Ces derniers temps ont été ceux du seul en scène. Après « Un » et « Deux » Reprise des hostilités,  je suis donc allée découvrir Philippe Honoré sur scène. L’homme n’était pas un complet inconnu pour moi, puisque, en duo avec Philippe Person à la mise en scène, j’avais déjà découvert ses talents textuels (honni soit qui mâle y panse) dans « L’importance d’être Wilde », « Maupassant(es) » et récemment dans l’adaptation des « Enfants du Paradis ». Mais cette fois, ce génie littéraire s’est lancé dans la rédaction d’un texte ne s’inspirant pas d’autres auteurs et qu’il interprète lui-même.

Et ce choix de se lancer sans filet dans le vide est le bon. Surprenant, cet homme fin de corps et d’esprit à la figure bonhomme nous joue l’histoire d’un fils matricide ou désireux de le devenir. Parce qu’à 46 ans, sa mère continue de lui empoisonner la vie. Pour autant qu’il puisse l’aimer, cette vieille femme aigrie et despotique, ou devenue despotique par aigreur ne lui laisse rien passer, se déchaînant en critiques dès qu’elle le voit ou lui parle au téléphone. Alors, lorsqu’un soir, l’un de ses amis lui suggère de la « buter » et lui apprend même qu’il connaît des gens qui pourraient faire le sale boulot, l’idée commence à germer dans son esprit jusqu’à le séduire et le faire succomber.

Ainsi résumé, on pourrait penser que l’on va assister à un spectacle sinistre, ou à une dénonciation assassine (c’est le cas de le dire) des mères trop présentes. Et pourtant, il y a beaucoup de tendresse dans cette pièce. Beaucoup d’humour aussi. Une dénonciation en effet de ces figures maternelles trop présentes et parfois acariâtres. Mais de la dérision aussi sur ce fils qui n’est pas irréprochable et dont la mère brise la solitude tout autant qu’il est son rempart contre l’abandon. Si bien que l’on en arrive à ne plus bien savoir si l’on doit aimer le fils et détester la mère ou vice-versa.

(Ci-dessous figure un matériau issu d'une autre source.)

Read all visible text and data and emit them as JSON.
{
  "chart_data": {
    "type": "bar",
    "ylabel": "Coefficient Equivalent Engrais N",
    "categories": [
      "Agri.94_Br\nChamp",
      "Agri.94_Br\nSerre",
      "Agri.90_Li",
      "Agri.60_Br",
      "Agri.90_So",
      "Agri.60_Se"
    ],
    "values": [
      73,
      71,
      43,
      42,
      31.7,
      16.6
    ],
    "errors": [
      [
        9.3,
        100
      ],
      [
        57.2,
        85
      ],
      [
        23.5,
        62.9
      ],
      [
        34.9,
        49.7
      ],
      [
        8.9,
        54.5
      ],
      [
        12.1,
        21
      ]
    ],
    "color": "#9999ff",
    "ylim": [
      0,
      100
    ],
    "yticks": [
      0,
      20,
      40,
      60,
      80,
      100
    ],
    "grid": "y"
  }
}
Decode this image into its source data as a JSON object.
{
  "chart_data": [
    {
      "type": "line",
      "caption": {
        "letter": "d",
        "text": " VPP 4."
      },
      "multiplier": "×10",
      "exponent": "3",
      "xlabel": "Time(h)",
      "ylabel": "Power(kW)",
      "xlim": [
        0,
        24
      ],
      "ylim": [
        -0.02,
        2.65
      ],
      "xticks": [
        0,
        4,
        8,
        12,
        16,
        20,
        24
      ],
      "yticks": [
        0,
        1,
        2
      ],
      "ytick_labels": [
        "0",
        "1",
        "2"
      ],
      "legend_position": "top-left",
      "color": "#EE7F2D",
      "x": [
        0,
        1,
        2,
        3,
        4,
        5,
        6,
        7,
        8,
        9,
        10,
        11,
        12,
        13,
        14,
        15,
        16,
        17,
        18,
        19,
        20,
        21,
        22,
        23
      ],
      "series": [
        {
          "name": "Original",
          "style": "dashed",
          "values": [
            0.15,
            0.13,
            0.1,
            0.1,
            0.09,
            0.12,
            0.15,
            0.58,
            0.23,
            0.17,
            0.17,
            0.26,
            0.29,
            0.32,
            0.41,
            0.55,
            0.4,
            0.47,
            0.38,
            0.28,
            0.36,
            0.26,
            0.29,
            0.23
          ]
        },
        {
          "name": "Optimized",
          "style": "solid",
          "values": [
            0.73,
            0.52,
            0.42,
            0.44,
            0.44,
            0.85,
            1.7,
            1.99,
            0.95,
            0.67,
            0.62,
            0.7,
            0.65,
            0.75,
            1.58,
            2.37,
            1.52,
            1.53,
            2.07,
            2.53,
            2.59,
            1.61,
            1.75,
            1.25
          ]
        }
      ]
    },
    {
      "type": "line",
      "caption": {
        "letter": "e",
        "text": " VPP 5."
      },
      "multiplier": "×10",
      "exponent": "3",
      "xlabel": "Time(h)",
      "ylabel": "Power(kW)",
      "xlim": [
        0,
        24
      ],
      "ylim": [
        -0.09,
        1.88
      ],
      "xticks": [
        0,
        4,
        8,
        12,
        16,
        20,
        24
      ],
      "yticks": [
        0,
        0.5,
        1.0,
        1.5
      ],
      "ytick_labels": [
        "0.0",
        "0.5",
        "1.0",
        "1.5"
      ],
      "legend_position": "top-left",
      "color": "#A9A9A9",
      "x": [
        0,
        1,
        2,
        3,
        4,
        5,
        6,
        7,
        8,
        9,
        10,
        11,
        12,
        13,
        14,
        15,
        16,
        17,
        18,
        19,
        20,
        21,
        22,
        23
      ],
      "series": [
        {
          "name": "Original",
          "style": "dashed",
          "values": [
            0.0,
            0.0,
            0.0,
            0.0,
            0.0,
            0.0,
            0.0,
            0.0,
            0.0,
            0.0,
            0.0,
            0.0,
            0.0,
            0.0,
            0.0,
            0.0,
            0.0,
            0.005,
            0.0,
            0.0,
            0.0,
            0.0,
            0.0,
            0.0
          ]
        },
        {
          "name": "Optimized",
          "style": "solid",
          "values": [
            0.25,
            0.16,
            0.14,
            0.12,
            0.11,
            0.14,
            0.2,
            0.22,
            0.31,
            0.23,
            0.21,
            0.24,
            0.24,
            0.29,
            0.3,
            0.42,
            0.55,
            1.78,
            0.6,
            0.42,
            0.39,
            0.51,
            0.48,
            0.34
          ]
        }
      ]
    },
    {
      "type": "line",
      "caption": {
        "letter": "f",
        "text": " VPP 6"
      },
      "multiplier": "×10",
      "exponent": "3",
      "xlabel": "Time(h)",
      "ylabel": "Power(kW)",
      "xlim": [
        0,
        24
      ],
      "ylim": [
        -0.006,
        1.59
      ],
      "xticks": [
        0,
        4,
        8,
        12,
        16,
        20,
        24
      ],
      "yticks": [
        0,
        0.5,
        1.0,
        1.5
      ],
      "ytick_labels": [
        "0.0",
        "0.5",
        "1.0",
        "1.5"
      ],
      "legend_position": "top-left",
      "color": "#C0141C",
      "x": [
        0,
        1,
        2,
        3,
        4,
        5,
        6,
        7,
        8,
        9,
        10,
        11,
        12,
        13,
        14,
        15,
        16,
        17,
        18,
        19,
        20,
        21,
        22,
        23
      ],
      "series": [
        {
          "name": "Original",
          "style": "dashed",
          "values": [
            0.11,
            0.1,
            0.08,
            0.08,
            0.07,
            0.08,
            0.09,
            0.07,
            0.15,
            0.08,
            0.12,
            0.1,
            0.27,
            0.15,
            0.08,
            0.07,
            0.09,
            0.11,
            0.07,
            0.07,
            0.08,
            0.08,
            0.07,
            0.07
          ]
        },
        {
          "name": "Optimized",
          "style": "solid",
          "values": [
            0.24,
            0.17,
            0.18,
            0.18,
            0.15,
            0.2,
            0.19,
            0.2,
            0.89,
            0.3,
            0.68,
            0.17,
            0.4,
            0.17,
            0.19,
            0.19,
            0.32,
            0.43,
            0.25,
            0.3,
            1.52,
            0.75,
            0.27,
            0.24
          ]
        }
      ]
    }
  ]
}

Durant une heure donc, Philippe Honoré fait vivre ces deux personnages ainsi que ceux qui gravitent autour d’eux avec humour et subtilité. Jusqu’à une conclusion inattendue que je vous souhaite de pouvoir découvrir. Une sympathique découverte de cet auteur-interprète qui gagne à être sorti de l’ombre.